Pre-Stage Enrollment & Passwords on Big Sur

arlogilbert
New Contributor II

Having two issues. Any feedback?

1) We have the options set to create a "Standard" user, users are always configured as admins. We can remediate by downgrading them with a script, but this seems super odd. Screenshot attached.

2) We have an enrollment customization set to prefill and force account details. The username & full name are correctly pre-filled and locked, but the user is able to choose their own password (we need it to be the same as the one we assigned them). All the docs seem to suggest that the password will be set once they log in successfully through the LDAP based custom enrollment pane (which works well and authenticates correctly).... Yet they are always still able to choose their password.

Thoughts?
09389582f07c459292b0d8f817e8caf5

8d6126fd488c4b73a03d0e2dace3f8c9

672ea296047b42a8aac1fa6c998f1675

2 REPLIES 2

walt
Contributor III

Yes, this is expected behavior, at least from what I was told from both Jamf and Apple; they are not able to pass secure credentials (ie; password) to another form. So the user can ultimately put whatever password they want in the account setup screen.

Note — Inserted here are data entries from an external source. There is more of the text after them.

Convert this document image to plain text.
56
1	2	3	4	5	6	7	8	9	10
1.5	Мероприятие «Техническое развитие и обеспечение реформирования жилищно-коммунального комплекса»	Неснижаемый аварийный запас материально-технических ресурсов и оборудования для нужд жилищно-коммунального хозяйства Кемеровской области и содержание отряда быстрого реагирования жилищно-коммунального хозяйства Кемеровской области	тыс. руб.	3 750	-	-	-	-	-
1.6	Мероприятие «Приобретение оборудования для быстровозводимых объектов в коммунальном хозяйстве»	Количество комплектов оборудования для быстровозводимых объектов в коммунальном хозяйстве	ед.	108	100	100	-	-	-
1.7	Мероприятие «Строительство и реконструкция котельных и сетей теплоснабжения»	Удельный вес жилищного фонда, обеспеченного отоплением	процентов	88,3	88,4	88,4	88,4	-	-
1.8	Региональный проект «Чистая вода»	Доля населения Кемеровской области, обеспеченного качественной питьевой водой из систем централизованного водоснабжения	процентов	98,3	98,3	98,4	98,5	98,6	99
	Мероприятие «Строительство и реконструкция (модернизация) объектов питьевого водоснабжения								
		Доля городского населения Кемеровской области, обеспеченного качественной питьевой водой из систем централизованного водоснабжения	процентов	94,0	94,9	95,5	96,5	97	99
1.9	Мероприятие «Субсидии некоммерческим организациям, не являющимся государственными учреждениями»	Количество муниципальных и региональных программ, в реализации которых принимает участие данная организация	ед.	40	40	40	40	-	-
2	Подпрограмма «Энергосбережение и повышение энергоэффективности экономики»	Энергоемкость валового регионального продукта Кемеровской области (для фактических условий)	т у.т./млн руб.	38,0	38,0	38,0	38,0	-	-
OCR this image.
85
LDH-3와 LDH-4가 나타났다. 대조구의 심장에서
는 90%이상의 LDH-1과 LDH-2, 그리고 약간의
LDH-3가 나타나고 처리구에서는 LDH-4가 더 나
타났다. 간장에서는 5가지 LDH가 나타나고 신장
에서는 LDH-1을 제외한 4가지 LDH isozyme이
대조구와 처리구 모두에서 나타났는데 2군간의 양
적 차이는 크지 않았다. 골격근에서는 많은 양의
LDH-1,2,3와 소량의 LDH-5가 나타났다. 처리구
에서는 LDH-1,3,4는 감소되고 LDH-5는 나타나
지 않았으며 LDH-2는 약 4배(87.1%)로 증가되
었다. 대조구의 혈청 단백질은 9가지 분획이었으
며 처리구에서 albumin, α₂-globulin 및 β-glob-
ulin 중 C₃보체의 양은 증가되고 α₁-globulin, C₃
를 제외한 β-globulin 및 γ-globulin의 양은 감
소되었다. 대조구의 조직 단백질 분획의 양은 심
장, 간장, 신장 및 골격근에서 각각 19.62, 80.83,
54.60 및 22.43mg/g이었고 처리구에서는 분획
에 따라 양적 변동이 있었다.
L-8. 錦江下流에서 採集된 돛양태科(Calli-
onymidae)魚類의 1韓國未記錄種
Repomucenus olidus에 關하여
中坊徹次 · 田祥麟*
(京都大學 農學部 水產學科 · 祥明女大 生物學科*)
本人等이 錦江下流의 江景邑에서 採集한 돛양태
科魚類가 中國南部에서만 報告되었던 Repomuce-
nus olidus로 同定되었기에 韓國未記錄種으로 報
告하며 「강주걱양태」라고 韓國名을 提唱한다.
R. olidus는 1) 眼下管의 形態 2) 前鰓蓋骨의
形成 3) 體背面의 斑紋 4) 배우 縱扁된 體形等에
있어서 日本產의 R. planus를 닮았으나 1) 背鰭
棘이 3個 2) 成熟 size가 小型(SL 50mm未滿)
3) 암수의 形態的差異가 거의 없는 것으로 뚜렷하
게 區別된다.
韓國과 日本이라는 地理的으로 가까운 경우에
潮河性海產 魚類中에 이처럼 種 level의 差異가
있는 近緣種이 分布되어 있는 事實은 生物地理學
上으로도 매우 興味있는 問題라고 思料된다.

We resolve this with the EnterpriseConnect configuration profile (Kerberos SSO Extension though I dislike that name/term lol), as we use Microsoft for LDAP and that resyncs the password during initial setup. If you have JamfConnect that is another option. But this is just my experience and others may have better input/experience with a Google setup and I'd be curious to know as well...

arlogilbert
New Contributor II

Thanks Walt.

We use Google's Enterprise offering and their secure LDAP as the directory in JamF, so Enterprise Connect (Keberos) is not an option for us.

We're using JumpCloud and the JC agent to keep Mac passwords & Google passwords in sync. We tried JamF connect but as it turns out, JamF connect can't sync the Google password to the machine, so we had do switch. The docs now make that clear, but when we bought it the docs did not disclose this failure. Thankfully with JumpCloud, once the agent launches, the user has to verify their password and then reset, so this is more of an annoyance than a crisis.

With so many remote workers now it's kind of surprising how much duct tape & WD-40 is holding together the enterprise authentication of users on Macs.

At this point I'd be thrilled if Apple brought back their ability to login with iCloud as we all now have the ability with Apple Business Manager to federate identities to ABM and it works flawlessly.